I use LLMs to build isolated components and I do the work needed to specialize them for my tasks and integrate them together. The LLMs take fewer instructions to do this and handle ambiguity far better. Additionally because of the immediate feedback look on the specs I can try first with a minimally defined spec and interactively refine as needed. It takes me far less work to write specs for LLMs than it does for other devs.
You're (unwittingly?) making an argument for using an LLM: you know what you're going to get. It does not take six months to evaluate one; six minutes suffice.
The argument I'm trying to make is that hiring a real person or using LLMs has upsides and downsides. People have their own agendas, can leave, can affect your business in many ways, unrelated to code etc, but also can learn, can be creative and address problems that you've not even surfaced. LLM will not and will not be capable of that.
With LLMs you know what you're going to get to a certain value. Will it not listen to you? No. Will it not follow your instructions? Maybe. Will it produce unmaintainable garbage? Most certainly. Does that matter for nondevs? Sometimes
> After 6 months I let them go, the improvement was far too slow.
The bit that's missing from this story is the "why" the improvement was far too slow. Was it primarily a failure to hire the right people, a failure to teach them what you wanted them to learn, a failure to understand what you needed to teach, or a deliberate lie on the part of all three of them to steal from you?
And even if their progress had been faster, now they are a capable developer who can command higher compensation that statistically your company won’t give them and they are going to jump ship anyway.
One didn't even wait, they immediately tried to sub-contract the work out to a third party and make a transition from a consultant to a consultancy company. I had to be clear that they are hired as named person and I very much do care about who does the work.While not FANG comp it was ~2x the market rates, statistically I think they'd have a hard time matching that somewhere else. I think in part because I was offering these rates they got rather excited about the perceived opportunity in being a consultancy company, i.e. the appetite grows with the eating. I'm not sure if it's something that could be solved with more money, I guess in theory with FANG money but it's not like those companies are without their dysfunctions. With LLMs I can solve the same problem with far less money.
Claude gets better as Claude's managers explain concepts to it.
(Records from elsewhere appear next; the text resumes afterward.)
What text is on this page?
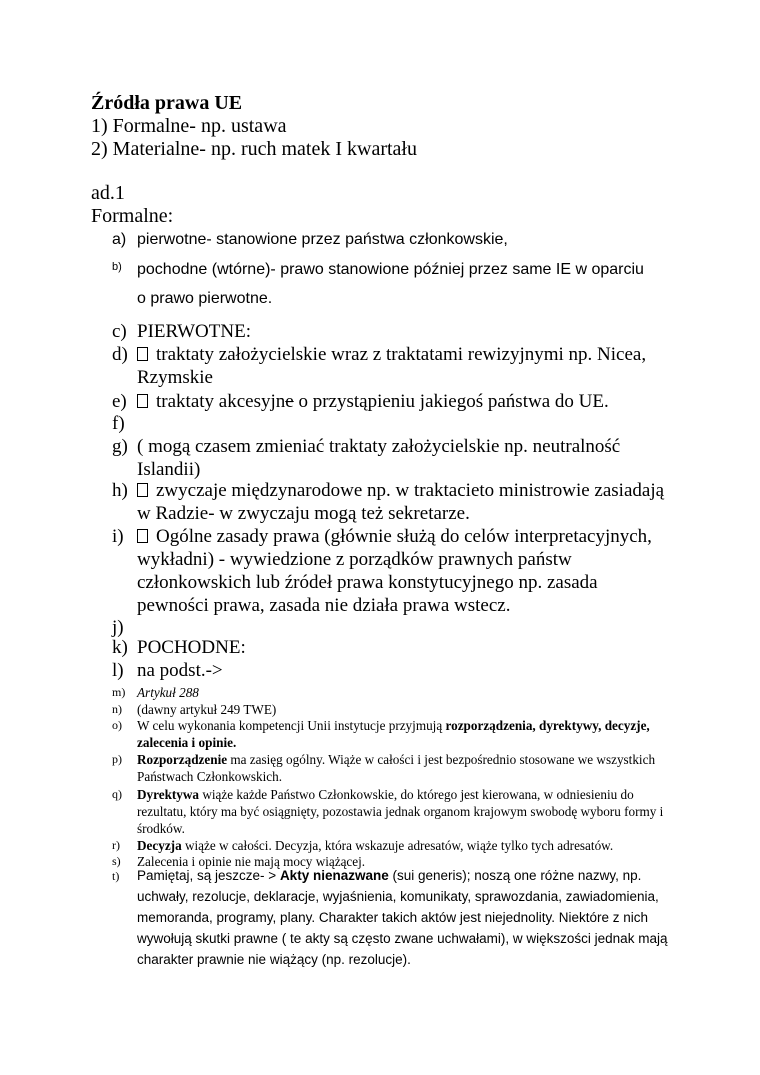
Źródła prawa UE
1) Formalne- np. ustawa
2) Materialne- np. ruch matek I kwartału
ad.1
Formalne:
a) pierwotne- stanowione przez państwa członkowskie,
b) pochodne (wtórne)- prawo stanowione później przez same IE w oparciu o prawo pierwotne.
c) PIERWOTNE:
d)	traktaty założycielskie wraz z traktatami rewizyjnymi np. Nicea, Rzymskie
e)	traktaty akcesyjne o przystąpieniu jakiegoś państwa do UE.
f)
g) ( mogą czasem zmieniać traktaty założycielskie np. neutralność Islandii)
h)	zwyczaje międzynarodowe np. w traktacieto ministrowie zasiadają w Radzie- w zwyczaju mogą też sekretarze.
i)	Ogólne zasady prawa (głównie służą do celów interpretacyjnych, wykładni) - wywiedzione z porządków prawnych państw członkowskich lub źródeł prawa konstytucyjnego np. zasada pewności prawa, zasada nie działa prawa wstecz.
j)
k) POCHODNE:
l) na podst.->
m) Artykuł 288
n) (dawny artykuł 249 TWE)
o) W celu wykonania kompetencji Unii instytucje przyjmują rozporządzenia, dyrektywy, decyzje, zalecenia i opinie.
p) Rozporządzenie ma zasięg ogólny. Wiąże w całości i jest bezpośrednio stosowane we wszystkich Państwach Członkowskich.
q) Dyrektywa wiąże każde Państwo Członkowskie, do którego jest kierowana, w odniesieniu do rezultatu, który ma być osiągnięty, pozostawia jednak organom krajowym swobodę wyboru formy i środków.
r) Decyzja wiąże w całości. Decyzja, która wskazuje adresatów, wiąże tylko tych adresatów.
s) Zalecenia i opinie nie mają mocy wiążącej.
t) Pamiętaj, są jeszcze- > Akty nienazwane (sui generis); noszą one różne nazwy, np. uchwały, rezolucje, deklaracje, wyjaśnienia, komunikaty, sprawozdania, zawiadomienia, memoranda, programy, plany. Charakter takich aktów jest niejednolity. Niektóre z nich wywołują skutki prawne ( te akty są często zwane uchwałami), w większości jednak mają charakter prawnie nie wiążący (np. rezolucje).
It doesn't learn the way a human does. AI is not human. The benefit is that when Claude learns something, it doesn't need to run a MOOC to teach the same things to millions of individuals. Every copy of Claude instantly knows.
Maybe see it less as a junior and replacement for humans. See it more as a tool for you! A tool so you can do stuff you used to delegate/dump to a junior, do now yourself.
Actually it does, if you put those concepts in documentation in your repository…
Those concepts will be in your repository long after that junior dev jumps ship because your company refused to pay him at market rates as he improved so he had to jump ship to make more money - “salary compression” is real and often out of your manager’s control.
You need to hit that thumbs down with the explanation so the model is trained with the penalty applied. Otherwise your explanations are not in the training corpus
You're probably fine as a more senior dev...for now.
But if I was a junior I'd be very worried about the longevity I can expect as a dev. It's already easier for many/most cases to assign work to a LLM vs handholding a human through it.
Plus as an industry we've been exploiting our employer's lack of information to extract large salaries to produce largely poor quality outputs imo. And as that ignorance moat gets smaller, this becomes harder to pull off.